For that is how progress is defined today. It is not in an increase in middle-class expendable income, and certainly not in happiness or even security. Rather, it is in commanding the building of new things, steel and concrete things — tax-funded convention centers, sports stadiums, subsidized hotels, riverfront promenades, some of them organized as so-called public-private partnerships or PPPs.

But there is another kind of progress. It is the progress communities make when individual citizen-entrepreneurs are left alone, untaxed and unregulated, when government steps out of the way. Our Ryan Cummins defines it this way:

“What most effectively contributes to each individual’s notion of well-being is known only to the individual himself. If you live in a community that understands this, that promotes and protects free markets and property rights in the operations of local government, that values personal responsibility, you live in Indiana’s ‘best’ city.”

Going over those spreadsheets of thousands and thousands in donations from those making what they surely hoped were legal bribes to the next mayor, I was reminded of the Ready-Mixed Concrete Company and the cautionary stories told to me by an earlier generation of journalists.

Ready-Mixed was owned by Tom Pendergast, a prototype public-private partner and for a time the personalization of progress itself. It is worth remembering that in the early part of the 20th century the ready-mixed cement process was considered high tech. If your city didn’t have a modern cement plant you were second class.

And during the Depression, under a $40-million bond program, Pendergast’s companies in partnership with the municipal government of Kansas City constructed many civic buildings and projects, among them a majestic downtown courthouse, the paving of a watershed near the nation’s first shopping center, the municipal auditorium and the inner-city high schools — all of it infrastructure, we would say today, necessary for the city to keep moving forward.

These were seen at the time as civic jewels, architectural marvels — and were much lauded. Pendergast, you see, was a civic leader, a booster. Thousands owed their jobs to him, or at least thought they did. They called the city “Tom’s Town.”

Only later, as his power waned, would it be clear that the progress had been managed by an unaccountable political machine staying afloat on the backs of taxpayers. Pendergast won these contracts as a result of his control of local government through political donations and patronage jobs. It was about power, you see, not progress.

Notably, the city’s system of cement viaducts, reportedly six feet deep in places, helped finance four decades of corruption, much of it legal. This was money that had to be paid back many times over in bonded debt, lost efficiency and lost opportunity.

Could it have been done another way, could progress have been achieved without a powerful boss, without leveraged PPPs, always justified in the name of some inarguable civic good, on the necessity of “moving the city forward”?

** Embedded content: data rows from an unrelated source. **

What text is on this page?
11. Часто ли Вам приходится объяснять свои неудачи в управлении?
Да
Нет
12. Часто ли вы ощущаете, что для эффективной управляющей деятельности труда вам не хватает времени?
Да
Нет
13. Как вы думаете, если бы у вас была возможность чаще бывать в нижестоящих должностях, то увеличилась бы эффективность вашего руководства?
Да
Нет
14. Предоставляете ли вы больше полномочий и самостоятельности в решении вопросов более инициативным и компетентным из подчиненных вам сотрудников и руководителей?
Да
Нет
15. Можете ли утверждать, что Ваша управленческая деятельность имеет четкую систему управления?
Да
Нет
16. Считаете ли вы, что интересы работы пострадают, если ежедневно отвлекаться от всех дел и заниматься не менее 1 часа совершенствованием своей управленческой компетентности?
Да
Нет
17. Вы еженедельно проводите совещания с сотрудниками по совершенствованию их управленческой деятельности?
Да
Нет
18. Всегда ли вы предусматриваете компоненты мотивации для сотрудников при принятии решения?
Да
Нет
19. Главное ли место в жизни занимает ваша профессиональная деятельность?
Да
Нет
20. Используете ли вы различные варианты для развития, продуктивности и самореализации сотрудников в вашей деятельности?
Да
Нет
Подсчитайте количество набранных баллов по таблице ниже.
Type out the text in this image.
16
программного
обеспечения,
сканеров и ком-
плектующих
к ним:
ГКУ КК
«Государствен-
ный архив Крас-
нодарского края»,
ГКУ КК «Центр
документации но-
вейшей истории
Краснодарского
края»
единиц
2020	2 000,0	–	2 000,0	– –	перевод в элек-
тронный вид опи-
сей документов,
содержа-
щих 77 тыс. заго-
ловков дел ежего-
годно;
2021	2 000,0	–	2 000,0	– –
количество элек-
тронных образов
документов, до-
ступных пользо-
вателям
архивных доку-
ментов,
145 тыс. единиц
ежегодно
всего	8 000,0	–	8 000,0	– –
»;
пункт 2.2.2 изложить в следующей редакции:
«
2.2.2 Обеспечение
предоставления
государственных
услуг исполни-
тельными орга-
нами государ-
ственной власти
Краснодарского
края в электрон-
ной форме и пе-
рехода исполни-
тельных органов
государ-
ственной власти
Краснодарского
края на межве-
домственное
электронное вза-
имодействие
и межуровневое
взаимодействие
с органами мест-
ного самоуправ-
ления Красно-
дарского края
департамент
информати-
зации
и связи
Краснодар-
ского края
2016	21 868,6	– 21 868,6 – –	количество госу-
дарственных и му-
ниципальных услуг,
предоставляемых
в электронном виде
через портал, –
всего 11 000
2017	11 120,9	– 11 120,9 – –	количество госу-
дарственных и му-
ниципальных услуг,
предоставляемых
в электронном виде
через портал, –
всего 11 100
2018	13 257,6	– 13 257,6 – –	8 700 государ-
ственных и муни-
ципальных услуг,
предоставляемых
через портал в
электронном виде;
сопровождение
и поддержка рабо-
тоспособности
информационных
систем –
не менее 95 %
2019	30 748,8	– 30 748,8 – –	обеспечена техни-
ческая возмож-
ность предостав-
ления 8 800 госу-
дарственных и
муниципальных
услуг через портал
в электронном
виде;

The reporters and editors who covered that era thought that in fact it had been done another way. Although several had won Pulitzer Prizes writing about Pendergast, they were emphatic it was not investigative reporting that broke his machine. Nor was it the “Good Government Club” that rose to oppose Pendergast on the city council.

Rather, it was progress — that second kind. The Pendergast gang lost their power as the city’s middle class began to prosper, independent of any contracts to the Ready-Mixed Concrete Company or donations to the political class. And so will be the fate of the gang in your town.

Craig Ladwig, editor of the quarterly Indiana Policy Review, is author of “The Star: The First 100 Years.”